Question

homework 34: problem 9 (1 point) a standard deck of 52 playing cards contains 4 aces and 4 kings. a person removes two aces and a king from a deck of 52 playing cards, so the deck only has 49 cards. then the person draws, without replacement, two more cards from the deck. find the probability that the person will draw two aces, two kings, or an ace and a king (in either order). (a standard 52 - card deck contains 4 aces and 4 kings.) answer:

Explanation:

Step1: Calculate total number of ways to draw 2 - card hands from 49 cards

The number of combinations of choosing 2 cards from 49 cards is given by the combination formula $C(n,r)=\frac{n!}{r!(n - r)!}$, where $n = 49$ and $r=2$. So $C(49,2)=\frac{49!}{2!(49 - 2)!}=\frac{49\times48}{2\times1}=1176$.

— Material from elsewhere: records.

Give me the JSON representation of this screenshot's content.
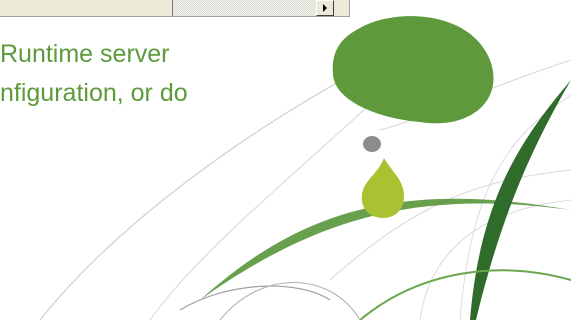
{
  "slide": {
    "text_line_1": "Runtime server",
    "text_line_2": "nfiguration, or do"
  },
  "colors": {
    "text": "#5c9a3a",
    "blob_green": "#5e9a3c",
    "drop_lime": "#a9c232",
    "dot_gray": "#8c8c8c",
    "swoosh_dark": "#2f6b2a"
  },
  "icons": {
    "scroll_right": "triangle-right"
  }
}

Step2: Calculate number of ways to draw 2 aces

There are $4 - 2=2$ aces left in the deck. The number of ways to choose 2 aces from 2 aces is $C(2,2)=\frac{2!}{2!(2 - 2)!}=1$.

Step3: Calculate number of ways to draw 2 kings

There are $4 - 1 = 3$ kings left in the deck. The number of ways to choose 2 kings from 3 kings is $C(3,2)=\frac{3!}{2!(3 - 2)!}=\frac{3\times2!}{2!×1!}=3$.

Step4: Calculate number of ways to draw 1 ace and 1 king

The number of ways to choose 1 ace from 2 aces and 1 king from 3 kings is $C(2,1)\times C(3,1)=\frac{2!}{1!(2 - 1)!}\times\frac{3!}{1!(3 - 1)!}=2\times3 = 6$.

Step5: Calculate favorable number of outcomes

The total number of favorable outcomes is the sum of the number of ways to draw 2 aces, 2 kings, and 1 ace and 1 king. So $1 + 3+6=10$.

Step6: Calculate the probability

The probability $P$ is the number of favorable outcomes divided by the number of total outcomes. So $P=\frac{10}{1176}=\frac{5}{588}$.

Answer:

$\frac{5}{588}$